4 Juvenile Rheumatoid Arthritis Nursing Care Plans


Juvenile rheumatoid arthritis (JRA), also known as juvenile idiopathic arthritis (JIA), is a chronic inflammatory disease that primarily affects the synovium of the joints resulting in effusion and eventual erosion and destruction of the joint cartilage.

JRA is categorized into different classification and manifested by remissions and exacerbations with the onset usually occurs between ages 2 to 5 and 9 to 12 years old. Pauciarticular arthritis is the most common form of JRA that involves 4 or fewer joints; polyarticular arthritis involves many joints, usually more than four. Systemic arthritis involves the presence of joints swelling, and associated fever, light-pink rash, and affect internal organs such as the heart, lungs, eyes, liver, spleen, and lymph nodes.
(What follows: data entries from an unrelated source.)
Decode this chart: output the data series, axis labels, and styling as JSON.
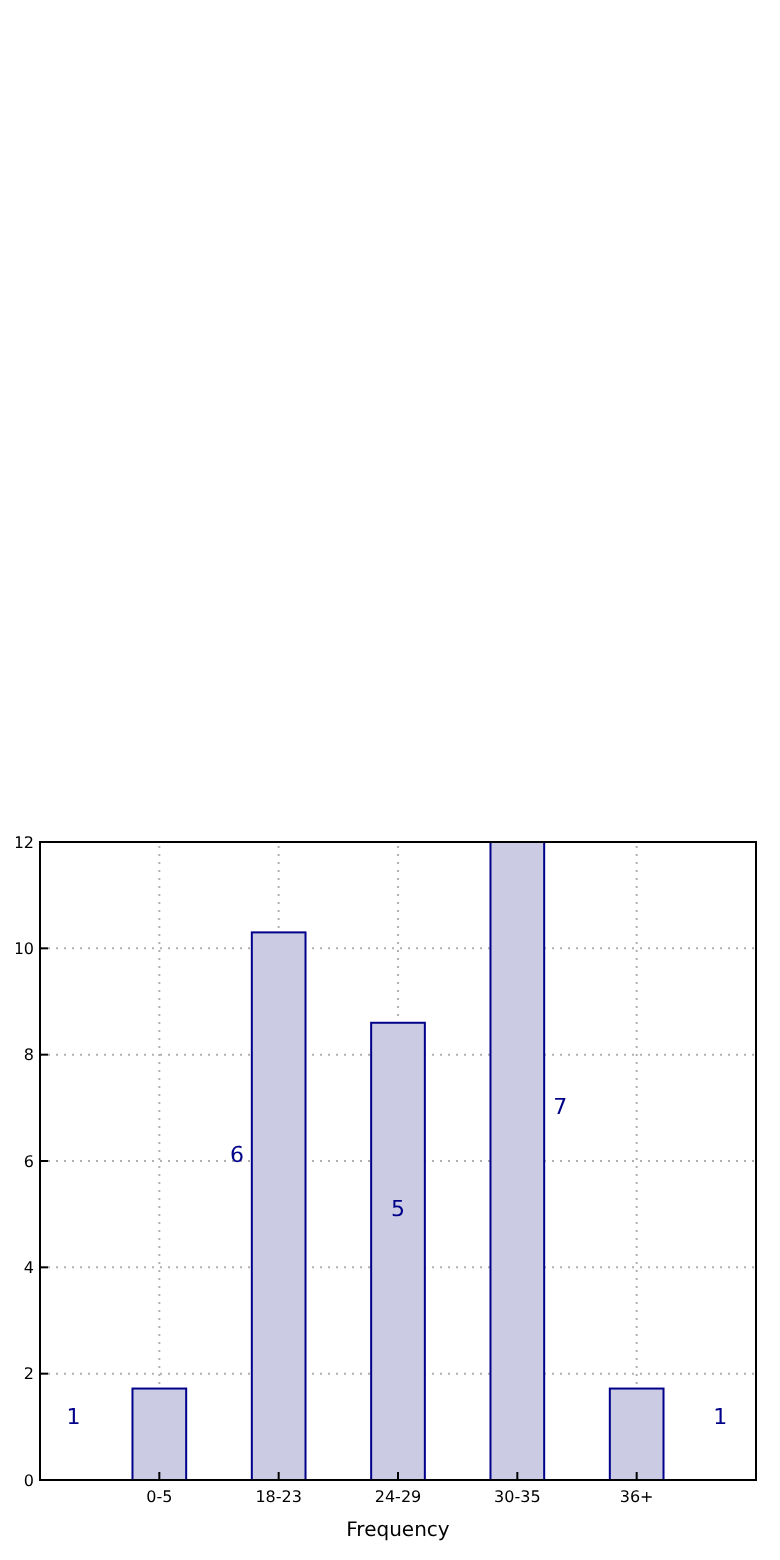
{
  "chart_data": {
    "type": "bar",
    "xlabel": "Frequency",
    "categories": [
      "0-5",
      "18-23",
      "24-29",
      "30-35",
      "36+"
    ],
    "values": [
      1.72,
      10.3,
      8.6,
      12,
      1.72
    ],
    "color": "#cbcbe3",
    "ylim": [
      0,
      12
    ],
    "yticks": [
      0,
      2,
      4,
      6,
      8,
      10,
      12
    ],
    "grid": true,
    "annotations": [
      "1",
      "6",
      "5",
      "7",
      "1"
    ]
  }
}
Prognosis is based on the type of arthritis, the severity of the disease, and response to treatment with the most severe complications of permanent deformity, hip disease, and iridocyclitis with visual loss.

Nursing Care Plans

Nursing care planning goals for a child with juvenile rheumatoid arthritis aims to provide relief of pain, improve coping ability, preserve muscle and joint function, prevent joint deformity, promote positive body image, and increase confidence in the performance of self-care activities.
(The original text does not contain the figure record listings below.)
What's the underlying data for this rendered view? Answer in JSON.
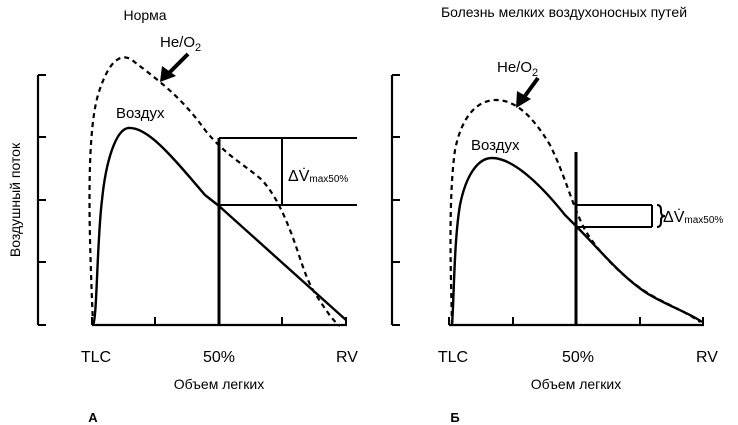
{
  "panels": [
    {
      "title": "Норма",
      "panel_letter": "А",
      "y_axis_label": "Воздушный поток",
      "x_axis_label": "Объем легких",
      "x_ticks": [
        "TLC",
        "50%",
        "RV"
      ],
      "curve_labels": {
        "heo2_main": "He/O",
        "heo2_sub": "2",
        "air": "Воздух"
      },
      "delta_label": {
        "symbol": "ΔV̇",
        "sub": "max50%"
      }
    },
    {
      "title": "Болезнь мелких воздухоносных путей",
      "panel_letter": "Б",
      "x_axis_label": "Объем легких",
      "x_ticks": [
        "TLC",
        "50%",
        "RV"
      ],
      "curve_labels": {
        "heo2_main": "He/O",
        "heo2_sub": "2",
        "air": "Воздух"
      },
      "delta_label": {
        "symbol": "ΔV̇",
        "sub": "max50%"
      }
    }
  ]
}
Here are four (4) nursing care plans (NCP) and nursing diagnosis for juvenile rheumatoid arthritis (JRA):

  1. Chronic Pain
  2. Self-Care Deficit
  3. Disturbed Body Image
  4. Compromised Family Coping

Disturbed Body Image

Nursing Diagnosis


May be related to

  • Biophysical and psychosocial factors

Possibly evidenced by

  • Verbal and nonverbal responses to body appearance changes (joint deformity, side effects of steroid)
  • Multiple stressors
  • Negative perceptions about own body
  • Change in daily living limitations and social relationships

Desired Outcomes

  • Child will express feelings about illness.
  • Child will identify at least 1 positive thing about his or her body.
Nursing Interventions Rationale
Assess child’s feelings regarding multiple restrictions in lifestyle, chronic illness, difficulty in school and social situations,
inability to keep up with peers and
participate in activities.
Provides information about the status of self-concept and body image that necessitate special regard.
Observe for signs of depression and withdrawal behavior. Shows responses to body image changes and possible poor adjustment to changes.
Observe for presence of joint deformities,  need to use splints, weight gain, a shift in fat distribution, edema and effect on the child. Reveals side effects of steroid therapy and disease manifestations that affect body image.
Discourage any negative comments and stress positive activities and accomplishments. Improves body image and confidence.
Encourage expression of feelings and
concerns, and support communications with parents, teachers, and peers.
Provides an opportunity to express feelings and decrease negative feelings about changes in appearance.
Show support and acceptance of changes in the appearance of the child; provide privacy as needed. Promotes trust and demonstrates respect for the child.
Teach parents about maintaining support
for the child.
Encourages acceptance of the child with special needs (long-term steroid therapy and side effects, lifelong activity restrictions).
Discuss with parents and child the impact of the disease on the body systems and risk for deformity and disabilities; correct
misinformation and inform of ways to cope with body changes.
Gives accurate information in assisting on how to deal with negative feelings about the body.
Encourage parents to be adaptable in the care of the child and to integrate care and routines into family activities; to allow the child to participate in peer activity. Promotes the well-being of the child and a sense of belonging and control of life events by engaging in normal activities for age and improving developmental task
Discuss with parents and child how to
deal with peer judgments of appearance and how to describe others about change in appearance.
Prevents child stigmatization by those who are not familiar with the child’s disease; Perception and stand of others will affect the body image of the child.
Suggest psychological counseling or child
life worker and educate on the functions offered by these professionals.
Assists to enhance self-esteem and to acquire coping and problem-solving skills.